Why such a difference?
Let's see the execution plan:
SELECT Compute Scalar Stream Aggregate Compute Scalar Nested Loops (Inner Join) Hash Match (Aggregate) Concatenation Index Seek ([20090630_events].[t_event].[ix_event_start]) Index Seek ([20090630_events].[t_event].[ix_event_end__start]) Key Lookup ([20090630_events].[t_event])
We see that both indexes are used.
The OR
condition, which is in general cannot be optimized well by database systems, has one advantage in this case: the query above can be rewritten using UNION
:
DECLARE @week_start DATETIME DECLARE @week_end DATETIME SET @week_start = '2009 Jun 30'; SET @week_end = DATEADD(week, 1, @week_start) SELECT SUM(LEN(e.evt_data)) FROM ( SELECT id FROM [20090630_events].t_event WHERE evt_start > @week_start AND evt_start <= @week_end UNION ALL SELECT id FROM [20090630_events].t_event WHERE @week_start BETWEEN evt_start AND evt_end ) eo JOIN [20090630_events].t_event e ON e.id = eo.id OPTION (LOOP JOIN)
7766400 | |||||||||||||||||||||||||||||||||||||||||||||||||||||||||||||||||||||||||||||||||||||||||||||||||||
1 row fetched in 0.0002s (0.0951s) |
Table 't_event'. Scan count 5, logical reads 79390, physical reads 0, read-ahead reads 0, lob logical reads 0, lob physical reads 0, lob read-ahead reads 0. Table 'Worktable'. Scan count 0, logical reads 0, physical reads 0, read-ahead reads 0, lob logical reads 0, lob physical reads 0, lob read-ahead reads 0. SQL Server Execution Times: CPU time = 109 ms, elapsed time = 95 ms.
Rewriting as a UNION
separates two OR
conditions and lets more efficient index be used for each part.

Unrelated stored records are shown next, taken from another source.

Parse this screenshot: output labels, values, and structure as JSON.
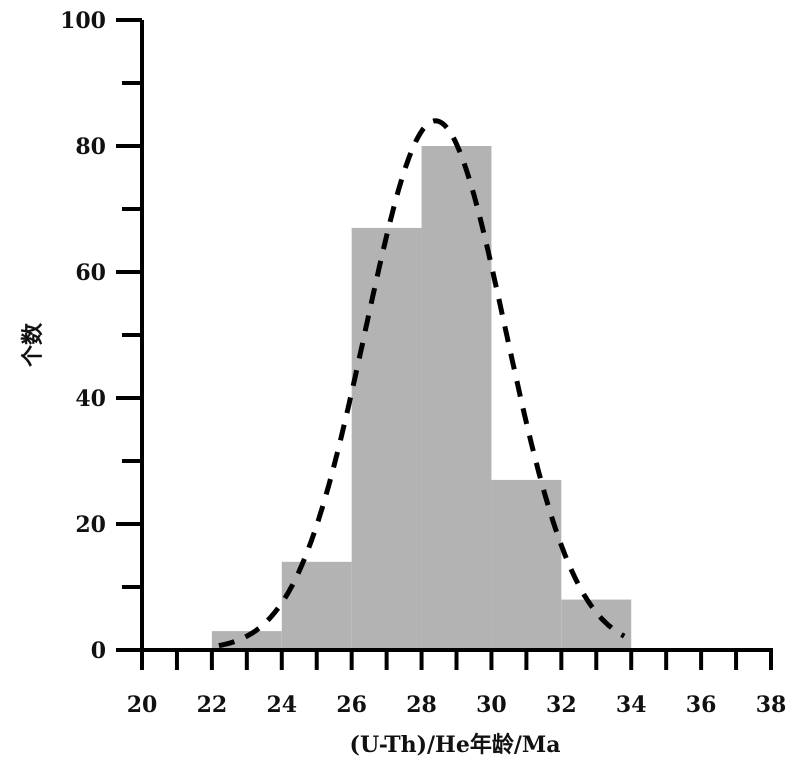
{
  "chart_data": {
    "type": "bar",
    "title": "",
    "xlabel": "(U-Th)/He年龄/Ma",
    "ylabel": "个数",
    "xlim": [
      20,
      38
    ],
    "ylim": [
      0,
      100
    ],
    "x_ticks": [
      "20",
      "22",
      "24",
      "26",
      "28",
      "30",
      "32",
      "34",
      "36",
      "38"
    ],
    "y_ticks": [
      "0",
      "20",
      "40",
      "60",
      "80",
      "100"
    ],
    "bins": [
      {
        "x0": 22,
        "x1": 24,
        "value": 3
      },
      {
        "x0": 24,
        "x1": 26,
        "value": 14
      },
      {
        "x0": 26,
        "x1": 28,
        "value": 67
      },
      {
        "x0": 28,
        "x1": 30,
        "value": 80
      },
      {
        "x0": 30,
        "x1": 32,
        "value": 27
      },
      {
        "x0": 32,
        "x1": 34,
        "value": 8
      }
    ],
    "fit_curve": {
      "style": "dashed",
      "peak_x": 28.4,
      "peak_y": 84,
      "sigma": 2.0,
      "x_range": [
        22.2,
        33.8
      ]
    },
    "bar_color": "#b3b3b3",
    "curve_color": "#000000",
    "grid": false,
    "legend": "none"
  }
}
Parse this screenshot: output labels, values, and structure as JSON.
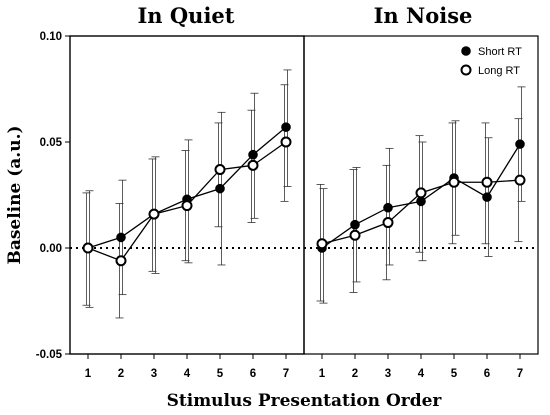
{
  "chart_data": [
    {
      "type": "line",
      "title": "In Quiet",
      "x": [
        1,
        2,
        3,
        4,
        5,
        6,
        7
      ],
      "ylim": [
        -0.05,
        0.1
      ],
      "yticks": [
        "-0.05",
        "0.00",
        "0.05",
        "0.10"
      ],
      "reference_line": 0.0,
      "series": [
        {
          "name": "Short RT",
          "marker": "filled-circle",
          "color": "#000000",
          "values": [
            0.0,
            0.005,
            0.016,
            0.023,
            0.028,
            0.044,
            0.057
          ],
          "error_low": [
            -0.028,
            -0.022,
            -0.012,
            -0.007,
            -0.008,
            0.014,
            0.029
          ],
          "error_high": [
            0.027,
            0.032,
            0.043,
            0.051,
            0.064,
            0.073,
            0.084
          ]
        },
        {
          "name": "Long RT",
          "marker": "open-circle",
          "color": "#000000",
          "values": [
            0.0,
            -0.006,
            0.016,
            0.02,
            0.037,
            0.039,
            0.05
          ],
          "error_low": [
            -0.027,
            -0.033,
            -0.011,
            -0.006,
            0.01,
            0.012,
            0.022
          ],
          "error_high": [
            0.026,
            0.021,
            0.042,
            0.046,
            0.059,
            0.065,
            0.077
          ]
        }
      ]
    },
    {
      "type": "line",
      "title": "In Noise",
      "x": [
        1,
        2,
        3,
        4,
        5,
        6,
        7
      ],
      "ylim": [
        -0.05,
        0.1
      ],
      "reference_line": 0.0,
      "legend": {
        "position": "top-right",
        "entries": [
          "Short RT",
          "Long RT"
        ]
      },
      "series": [
        {
          "name": "Short RT",
          "marker": "filled-circle",
          "color": "#000000",
          "values": [
            0.0,
            0.011,
            0.019,
            0.022,
            0.033,
            0.024,
            0.049
          ],
          "error_low": [
            -0.026,
            -0.016,
            -0.008,
            -0.006,
            0.006,
            -0.004,
            0.022
          ],
          "error_high": [
            0.028,
            0.038,
            0.047,
            0.05,
            0.06,
            0.052,
            0.076
          ]
        },
        {
          "name": "Long RT",
          "marker": "open-circle",
          "color": "#000000",
          "values": [
            0.002,
            0.006,
            0.012,
            0.026,
            0.031,
            0.031,
            0.032
          ],
          "error_low": [
            -0.025,
            -0.021,
            -0.015,
            -0.002,
            0.002,
            0.002,
            0.003
          ],
          "error_high": [
            0.03,
            0.037,
            0.039,
            0.053,
            0.059,
            0.059,
            0.061
          ]
        }
      ]
    }
  ],
  "labels": {
    "ylabel": "Baseline (a.u.)",
    "xlabel": "Stimulus Presentation Order"
  }
}
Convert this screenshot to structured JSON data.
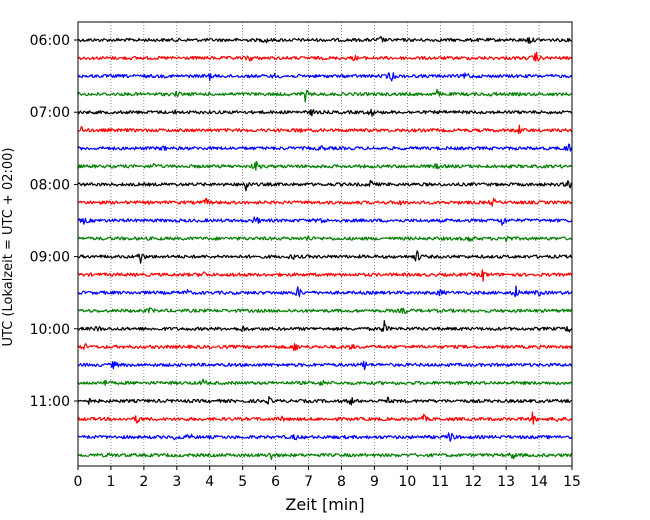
{
  "chart_data": {
    "type": "line",
    "title": "",
    "xlabel": "Zeit  [min]",
    "ylabel": "UTC (Lokalzeit = UTC + 02:00)",
    "xlim": [
      0,
      15
    ],
    "x_ticks": [
      0,
      1,
      2,
      3,
      4,
      5,
      6,
      7,
      8,
      9,
      10,
      11,
      12,
      13,
      14,
      15
    ],
    "y_tick_labels": [
      "06:00",
      "07:00",
      "08:00",
      "09:00",
      "10:00",
      "11:00"
    ],
    "grid": "vertical dotted at each minute",
    "trace_interval_min": 15,
    "trace_start": "06:00",
    "trace_colors": [
      "#000000",
      "#ff0000",
      "#0000ff",
      "#008000"
    ],
    "series": [
      {
        "start": "06:00",
        "color": "#000000",
        "events": [
          {
            "t": 5.7,
            "a": 0.4
          },
          {
            "t": 9.2,
            "a": 0.4
          },
          {
            "t": 13.7,
            "a": 0.6
          }
        ]
      },
      {
        "start": "06:15",
        "color": "#ff0000",
        "events": [
          {
            "t": 5.2,
            "a": 0.6
          },
          {
            "t": 8.4,
            "a": 0.3
          },
          {
            "t": 13.9,
            "a": 1.0
          }
        ]
      },
      {
        "start": "06:30",
        "color": "#0000ff",
        "events": [
          {
            "t": 4.0,
            "a": 0.4
          },
          {
            "t": 6.0,
            "a": 0.3
          },
          {
            "t": 9.5,
            "a": 1.0
          },
          {
            "t": 11.8,
            "a": 0.6
          }
        ]
      },
      {
        "start": "06:45",
        "color": "#008000",
        "events": [
          {
            "t": 3.0,
            "a": 0.3
          },
          {
            "t": 6.9,
            "a": 0.9
          },
          {
            "t": 10.9,
            "a": 0.5
          },
          {
            "t": 12.6,
            "a": 0.3
          }
        ]
      },
      {
        "start": "07:00",
        "color": "#000000",
        "events": [
          {
            "t": 3.0,
            "a": 0.3
          },
          {
            "t": 7.1,
            "a": 0.4
          },
          {
            "t": 8.9,
            "a": 0.6
          }
        ]
      },
      {
        "start": "07:15",
        "color": "#ff0000",
        "events": [
          {
            "t": 0.1,
            "a": 0.4
          },
          {
            "t": 6.7,
            "a": 0.3
          },
          {
            "t": 13.4,
            "a": 0.6
          }
        ]
      },
      {
        "start": "07:30",
        "color": "#0000ff",
        "events": [
          {
            "t": 2.6,
            "a": 0.3
          },
          {
            "t": 7.4,
            "a": 0.3
          },
          {
            "t": 14.9,
            "a": 0.7
          }
        ]
      },
      {
        "start": "07:45",
        "color": "#008000",
        "events": [
          {
            "t": 2.3,
            "a": 0.3
          },
          {
            "t": 5.4,
            "a": 0.8
          },
          {
            "t": 10.9,
            "a": 0.3
          }
        ]
      },
      {
        "start": "08:00",
        "color": "#000000",
        "events": [
          {
            "t": 5.1,
            "a": 1.0
          },
          {
            "t": 8.9,
            "a": 0.6
          },
          {
            "t": 14.9,
            "a": 0.7
          }
        ]
      },
      {
        "start": "08:15",
        "color": "#ff0000",
        "events": [
          {
            "t": 3.9,
            "a": 0.5
          },
          {
            "t": 9.8,
            "a": 0.4
          },
          {
            "t": 12.6,
            "a": 0.6
          }
        ]
      },
      {
        "start": "08:30",
        "color": "#0000ff",
        "events": [
          {
            "t": 0.2,
            "a": 0.5
          },
          {
            "t": 5.4,
            "a": 0.8
          },
          {
            "t": 7.4,
            "a": 0.5
          },
          {
            "t": 12.9,
            "a": 0.9
          }
        ]
      },
      {
        "start": "08:45",
        "color": "#008000",
        "events": [
          {
            "t": 7.0,
            "a": 0.4
          },
          {
            "t": 11.9,
            "a": 0.5
          },
          {
            "t": 13.0,
            "a": 0.6
          }
        ]
      },
      {
        "start": "09:00",
        "color": "#000000",
        "events": [
          {
            "t": 1.9,
            "a": 0.9
          },
          {
            "t": 6.5,
            "a": 0.4
          },
          {
            "t": 10.3,
            "a": 1.0
          }
        ]
      },
      {
        "start": "09:15",
        "color": "#ff0000",
        "events": [
          {
            "t": 3.8,
            "a": 0.5
          },
          {
            "t": 4.8,
            "a": 0.4
          },
          {
            "t": 12.3,
            "a": 0.8
          }
        ]
      },
      {
        "start": "09:30",
        "color": "#0000ff",
        "events": [
          {
            "t": 3.3,
            "a": 0.4
          },
          {
            "t": 6.7,
            "a": 1.0
          },
          {
            "t": 11.0,
            "a": 0.5
          },
          {
            "t": 13.3,
            "a": 0.9
          },
          {
            "t": 14.0,
            "a": 0.5
          }
        ]
      },
      {
        "start": "09:45",
        "color": "#008000",
        "events": [
          {
            "t": 2.2,
            "a": 0.3
          },
          {
            "t": 9.9,
            "a": 0.5
          }
        ]
      },
      {
        "start": "10:00",
        "color": "#000000",
        "events": [
          {
            "t": 0.6,
            "a": 0.4
          },
          {
            "t": 5.0,
            "a": 0.4
          },
          {
            "t": 9.3,
            "a": 1.0
          },
          {
            "t": 14.9,
            "a": 0.5
          }
        ]
      },
      {
        "start": "10:15",
        "color": "#ff0000",
        "events": [
          {
            "t": 0.2,
            "a": 0.4
          },
          {
            "t": 6.6,
            "a": 0.8
          },
          {
            "t": 8.3,
            "a": 0.3
          }
        ]
      },
      {
        "start": "10:30",
        "color": "#0000ff",
        "events": [
          {
            "t": 1.1,
            "a": 0.6
          },
          {
            "t": 8.7,
            "a": 0.7
          }
        ]
      },
      {
        "start": "10:45",
        "color": "#008000",
        "events": [
          {
            "t": 0.8,
            "a": 0.4
          },
          {
            "t": 3.8,
            "a": 0.4
          },
          {
            "t": 7.4,
            "a": 0.4
          }
        ]
      },
      {
        "start": "11:00",
        "color": "#000000",
        "events": [
          {
            "t": 0.3,
            "a": 0.5
          },
          {
            "t": 5.8,
            "a": 0.4
          },
          {
            "t": 8.3,
            "a": 0.6
          },
          {
            "t": 9.4,
            "a": 0.4
          }
        ]
      },
      {
        "start": "11:15",
        "color": "#ff0000",
        "events": [
          {
            "t": 1.8,
            "a": 0.6
          },
          {
            "t": 6.2,
            "a": 0.3
          },
          {
            "t": 10.5,
            "a": 0.5
          },
          {
            "t": 13.8,
            "a": 0.8
          },
          {
            "t": 14.6,
            "a": 0.6
          }
        ]
      },
      {
        "start": "11:30",
        "color": "#0000ff",
        "events": [
          {
            "t": 3.0,
            "a": 0.6
          },
          {
            "t": 3.4,
            "a": 0.5
          },
          {
            "t": 6.6,
            "a": 0.4
          },
          {
            "t": 11.3,
            "a": 1.0
          }
        ]
      },
      {
        "start": "11:45",
        "color": "#008000",
        "events": [
          {
            "t": 1.0,
            "a": 0.3
          },
          {
            "t": 5.9,
            "a": 0.9
          },
          {
            "t": 13.2,
            "a": 0.6
          }
        ]
      }
    ]
  }
}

The rewritten query uses essentially same plan as the original one:
SELECT Compute Scalar Stream Aggregate Parallelism (Gather Streams) Stream Aggregate Compute Scalar Nested Loops (Inner Join) Sort Concatenation Index Seek ([20090630_events].[t_event].[ix_event_start]) Index Seek ([20090630_events].[t_event].[ix_event_end__start]) Clustered Index Seek ([20090630_events].[t_event])
In fact, with the current values of @week_start
and @week_end
, it's even more efficient than our original query (since we can safely use UNION ALL
here).
However, this syntax robs the optimizer of an opportunity to revert to Clustered Table Scan
should the values change, and therefore has inferior worst case performance.
SQL Server's optimizer is smart enough to see that a logical disjunction of two conditions can be represented as a UNION
of these conditions and each of the conditions can be efficiently searched separately using the appropriate index.